If you were listening earlier this month, you heard tales of the boys of North Dakota’s First Infantry, returning from fighting in the Philippine Insurrection in 1899. The government had given the boys the option of being mustered out of San Francisco or from North Dakota, but if they were mustered out of San Francisco, they had a chance of keeping more money upon their return. They opted for San Francisco, and were there for a good few weeks. However, on this day, they were on a train, in the midst of a five-day journey, begun on the 26th, taking them home to Dakota.

In the meantime, however, North Dakotans worried about the safe arrival of their men. For some time, they were raising funds by selling badges at a dollar a badge. The Bismarck Daily Tribune reported that they would be on sale at the First National Bank, the headquarters of the finance committee, as well as at the Capital Book Store, Beardsley’s drug store, Remington’s drug store, the Sheridan house or Grand Pacific, the Tribune, and other businesses. Those who bought the badges were encouraged to wear them—a reminder for those who hadn’t bought them, as well as a mark of pride in the boys who would return.

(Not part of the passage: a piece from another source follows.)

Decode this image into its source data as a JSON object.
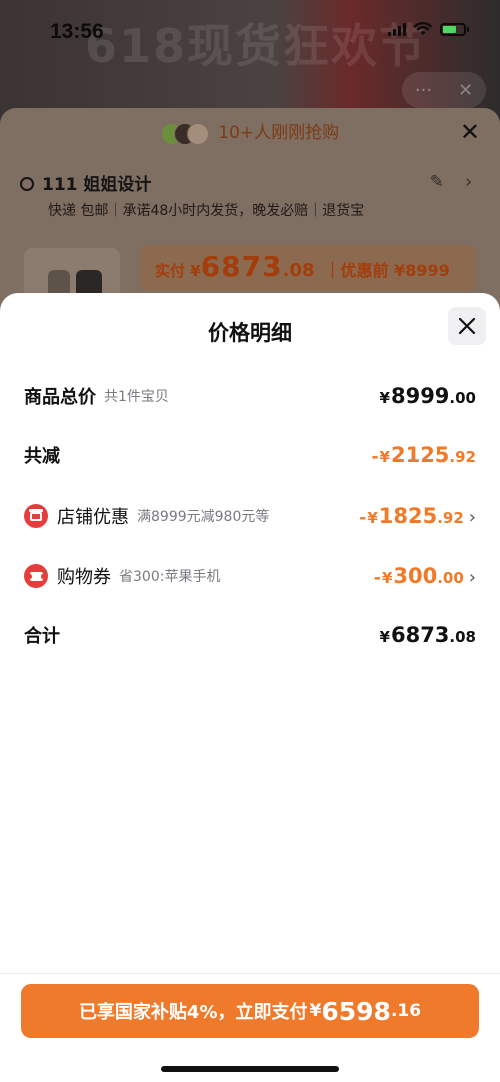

There had been some question as to whether to use the money to fund the return trip of Company A, or for funding a reception for the boys. It was put up as a question to those donating money and buying badges. The answer was to bring the boys home for free.

Badges were being sold and bought across the entire state. Local residents who bought badges were listed day after day in the paper, along with a number of how many they bought. According to the paper, “The sale in Bismarck should equal or excel any town of its size in the state.” However, badges were being sold at a far more rapid rate in other areas matching Bismarck’s population. $1700 was raised in Fargo, $1000 in Valley City and $500 in Jamestown. The Tribune reported that “if enough $1 sales cannot be made to raise sufficient funds, our people are going right down into their pockets and pull out extra dollars for the fund.”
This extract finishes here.